Texas’ justice courts are required to report top-line caseload statistics to the Office of Court Administration monthly, including how many debt claims cases they heard and the outcomes. But they aren’t required to include detailed case-level information, and there is no penalty if they fail to report or miss their deadlines, according to both OCA and our analysis.
Hidalgo County has repeatedly failed to report complete justice court information to the state for more than three years, with the exception of one justice.
Although we could determine how much Oportun was suing in nine counties, we had no way to know what those lawsuits alleged because most justice courts don’t post actual documents online, including petitions.
In addition to court data, we scrutinized Oportun’s business filings and information the company is required to submit to the Office of Consumer Credit Commissioner, the state agency that regulates lenders. But citing confidentiality, the agency declined an open records request for Oportun’s annual lending activity reports, which would have given us the total number of loans disbursed. (California’s Department of Business Oversight fulfilled a request for similar reports).
The initial findings we saw in Harris and Tarrant county data continued to hold as we obtained court records from other counties. In eight of the nine counties, Oportun Inc. was a top filer of lawsuits during the pandemic. (In Denton County, where Oportun filed comparatively fewer suits, the company has just one retail location.)
All told, Oportun filed more lawsuits than any other personal loan company and was the second-most litigious company overall during the pandemic and the first six months of the year.
We presented Oportun with a detailed list of the findings of our analysis. In response, it released a one-paragraph statement that defended its record as a “responsible lender” with a high repayment rate and low number of customer complaints.
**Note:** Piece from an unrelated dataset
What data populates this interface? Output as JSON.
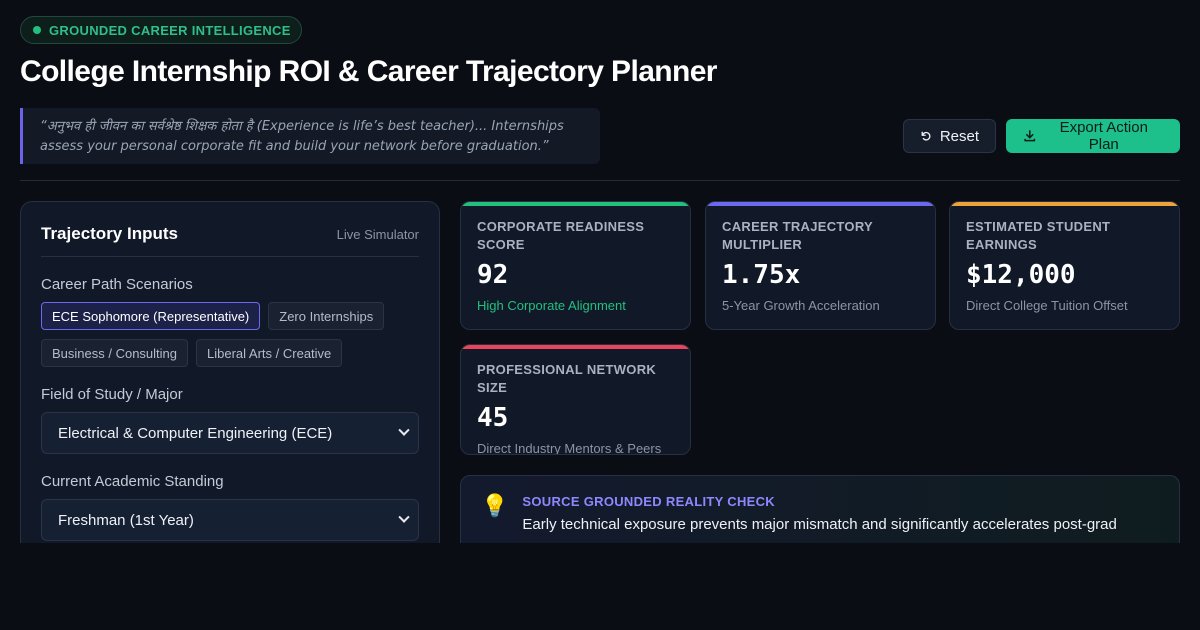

However in late July, Oportun CEO Raul Vazquez said in a blog post that the company had become the No. 1 filer of small-dollar debt claims in both Texas and California. In that post, he said the company would drop all pending lawsuits, temporarily suspend the filing of new ones and reduce its current filing rate by more than 60%. (The blog post came after the company discovered that reporters from ProPublica and the Tribune, as well as The Guardian, were investigating its debt collection practices in those states.)
An Oportun spokesman said that several thousand Texas cases would be dismissed as a result. Still, our analysis found that Oportun has filed so many lawsuits in the state that it would remain among the most litigious debt collectors even if it filed 60% fewer debt claims.
Texas Tribune data visuals developer Chris Essig reviewed the code and the analysis.